Gender equality needs to start in the home. Respect for the rights of girls and women begin in the home. And men have to learn that a real man’s place starts off  with changing napkins, preparing the family meals and playing a role in raising their children.

What happens in our homes happens in our society. Abuse has to be stopped in our homes, even if it means denouncing your husband, son, brother, uncle or grandfather.

We often say to our boys, “Stop crying? Be a man.” How often do we do we teach them that, “You are different from your sister.” And then we buy them realistic “guns” because a man has to show his power.  And our girls we package into “Barbie dolls” and prepare them for lives to be served as commodities for the whims of the fashion market and the pleasure of men.

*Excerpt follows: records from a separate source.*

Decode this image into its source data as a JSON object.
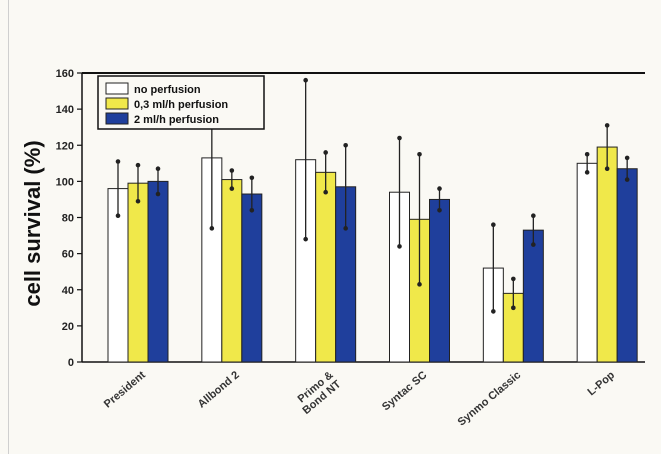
{
  "chart_data": {
    "type": "bar",
    "ylabel": "cell survival (%)",
    "xlabel": "",
    "ylim": [
      0,
      160
    ],
    "yticks": [
      0,
      20,
      40,
      60,
      80,
      100,
      120,
      140,
      160
    ],
    "grid": false,
    "legend_position": "top-left",
    "categories": [
      "President",
      "Allbond 2",
      "Primo & Bond NT",
      "Syntac SC",
      "Synmo Classic",
      "L-Pop"
    ],
    "category_label_lines": [
      [
        "President"
      ],
      [
        "Allbond 2"
      ],
      [
        "Primo &",
        "Bond NT"
      ],
      [
        "Syntac SC"
      ],
      [
        "Synmo Classic"
      ],
      [
        "L-Pop"
      ]
    ],
    "series": [
      {
        "name": "no perfusion",
        "color": "#ffffff",
        "values": [
          96,
          113,
          112,
          94,
          52,
          110
        ],
        "error": [
          15,
          39,
          44,
          30,
          24,
          5
        ]
      },
      {
        "name": "0,3 ml/h perfusion",
        "color": "#f0e84a",
        "values": [
          99,
          101,
          105,
          79,
          38,
          119
        ],
        "error": [
          10,
          5,
          11,
          36,
          8,
          12
        ]
      },
      {
        "name": "2 ml/h perfusion",
        "color": "#1f3f9c",
        "values": [
          100,
          93,
          97,
          90,
          73,
          107
        ],
        "error": [
          7,
          9,
          23,
          6,
          8,
          6
        ]
      }
    ]
  }
}
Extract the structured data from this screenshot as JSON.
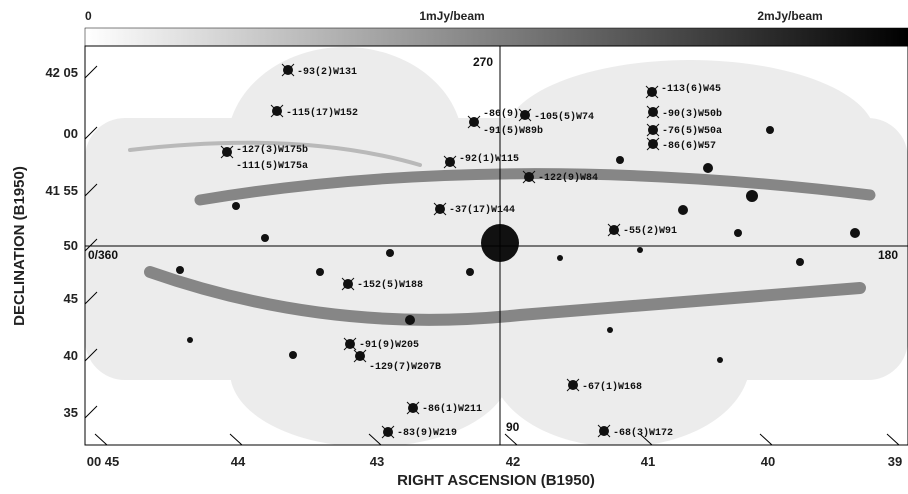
{
  "colorbar": {
    "labels": [
      "0",
      "1mJy/beam",
      "2mJy/beam"
    ]
  },
  "y_axis": {
    "title": "DECLINATION (B1950)",
    "ticks": [
      "42 05",
      "00",
      "41 55",
      "50",
      "45",
      "40",
      "35"
    ]
  },
  "x_axis": {
    "title": "RIGHT ASCENSION (B1950)",
    "ticks": [
      "00 45",
      "44",
      "43",
      "42",
      "41",
      "40",
      "39"
    ]
  },
  "crosshair_labels": [
    "270",
    "90",
    "0/360",
    "180"
  ],
  "sources": [
    "-93(2)W131",
    "-115(17)W152",
    "-127(3)W175b",
    "-111(5)W175a",
    "-92(1)W115",
    "-86(9)",
    "-91(5)W89b",
    "-105(5)W74",
    "-113(6)W45",
    "-90(3)W50b",
    "-76(5)W50a",
    "-86(6)W57",
    "-122(9)W84",
    "-37(17)W144",
    "-55(2)W91",
    "-152(5)W188",
    "-91(9)W205",
    "-129(7)W207B",
    "-67(1)W168",
    "-86(1)W211",
    "-83(9)W219",
    "-68(3)W172"
  ]
}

Dress that up in patriarchy and tradition, implant a brutal impact of migrant labour that has broken the family fabric for generations, immerse that in the growing poverty and inequality that bedevils us and we have a toxic Molotov Cocktail that explodes around us.

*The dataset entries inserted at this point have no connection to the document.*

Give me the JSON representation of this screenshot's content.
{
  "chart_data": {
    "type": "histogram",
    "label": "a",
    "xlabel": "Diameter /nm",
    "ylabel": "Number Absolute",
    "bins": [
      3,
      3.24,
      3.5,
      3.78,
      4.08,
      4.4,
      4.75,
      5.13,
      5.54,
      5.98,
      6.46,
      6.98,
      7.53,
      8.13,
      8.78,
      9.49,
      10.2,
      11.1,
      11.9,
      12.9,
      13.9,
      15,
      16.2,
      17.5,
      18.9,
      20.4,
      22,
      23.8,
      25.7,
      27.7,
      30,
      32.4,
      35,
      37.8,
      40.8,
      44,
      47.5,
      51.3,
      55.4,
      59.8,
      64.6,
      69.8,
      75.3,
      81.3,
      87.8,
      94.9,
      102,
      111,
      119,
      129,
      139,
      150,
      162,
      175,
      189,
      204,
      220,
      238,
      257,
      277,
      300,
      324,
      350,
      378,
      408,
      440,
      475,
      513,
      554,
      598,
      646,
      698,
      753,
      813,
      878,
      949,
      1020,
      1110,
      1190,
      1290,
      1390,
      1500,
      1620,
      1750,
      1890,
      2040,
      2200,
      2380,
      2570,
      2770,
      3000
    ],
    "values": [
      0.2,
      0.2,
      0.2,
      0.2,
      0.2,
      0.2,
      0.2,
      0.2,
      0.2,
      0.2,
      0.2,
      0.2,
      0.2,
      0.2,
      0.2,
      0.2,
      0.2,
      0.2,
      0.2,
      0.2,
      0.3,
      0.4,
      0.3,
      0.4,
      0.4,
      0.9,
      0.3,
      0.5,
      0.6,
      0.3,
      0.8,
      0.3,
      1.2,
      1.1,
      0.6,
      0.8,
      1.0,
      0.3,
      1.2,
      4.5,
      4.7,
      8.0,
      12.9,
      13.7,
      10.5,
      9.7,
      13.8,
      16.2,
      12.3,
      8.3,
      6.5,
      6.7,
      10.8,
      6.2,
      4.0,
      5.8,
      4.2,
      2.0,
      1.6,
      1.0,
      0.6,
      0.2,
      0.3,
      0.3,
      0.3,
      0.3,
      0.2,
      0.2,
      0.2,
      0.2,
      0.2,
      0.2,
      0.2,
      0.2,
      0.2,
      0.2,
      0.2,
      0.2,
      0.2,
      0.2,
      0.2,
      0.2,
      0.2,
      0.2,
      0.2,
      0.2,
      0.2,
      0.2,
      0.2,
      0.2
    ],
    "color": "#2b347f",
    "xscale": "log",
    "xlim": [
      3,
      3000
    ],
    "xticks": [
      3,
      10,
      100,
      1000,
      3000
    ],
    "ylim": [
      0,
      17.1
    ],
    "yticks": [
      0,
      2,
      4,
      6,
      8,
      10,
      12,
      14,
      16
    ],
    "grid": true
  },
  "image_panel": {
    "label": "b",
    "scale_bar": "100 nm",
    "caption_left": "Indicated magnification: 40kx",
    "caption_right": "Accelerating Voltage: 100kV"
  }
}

We need to go back to the drawing board. One in every two South African women will be raped or abused in her lifetime. That is Your Mother, Sister or Daughter, Aunt, Grand-daughter or Cousin.

We cannot have a policeman or woman in every street. We need to watch over each other. We need to take our streets back from the criminal minority. That means a painstaking approach to building grassroots organisations that work with the community policing forums.

I undertake to attend the next meeting of the community policing forum in my area and to work with the local police to ensure our streets are safe.

I undertake that I will offer my help and support to media houses, NGO’s and social movements that want to work on a roadmap to build a tsunami of action that involves our people in resisting the heresy of violence against our girls and women. Can we have our faith- based and business leaders take a lead?

I undertake to work with organisations such as Section 27, the TAC and Equal Education, which are at the forefront of fighting the epidemic of sexual abuse and horror that thousands of our girls faced daily in our schools. And that means tackling the disease of “bullying” that dominates the playgrounds of so many of our schools.

We live in a new digital world today. Almost everyone has a cellphone. It is the most pervasive platform in the world. Applications can be designed for every possible option. Can we bring together social movements, NGOs, developers, funders, business, government, the SAPS and media to design the applications that allow us to target the geographic hotspots, the individuals involved and the results of actions taken by the criminal justice system?

Why is there not a blacklist of offenders which weeds out sexual offenders in our schools? How many times I have heard from hardworking teachers who have forced out sexual offenders parading as teachers in their schools. But they lurk within the system and we as parents are blissfully unaware that the people in whose trust we leave our innocent girls, are continuing to violate them.
What we need is a massive campaign. Now. The number of victims mounts daily. The psychological and physical toll and economic costs are incalculable. We need our political leadership today. Words are not enough. Lead by your actions. You will find us citizens of South Africa willing to follow bold action to secure the human rights guaranteed by the Constitution. Women  have to be equal partners in building the democracy we fought for.

We owe it to Anene Booysen. We owe it Corlia Olivier, who said on SABC, “My child almost looked purple. She was in such a bad state. All her fingers were broken, her legs were broken. Her stomach had been cut up, you could see her intestines. Her throat was also slit open.”

We owe it to the 360 women who will suffer the same fate until this days is over, another 360 tomorrow and every day after. And the tragedy is that this is only a tip of the iceberg.

The time has come to act. Will a million real men stand up and be counted tomorrow? That will be our real test of our democracy.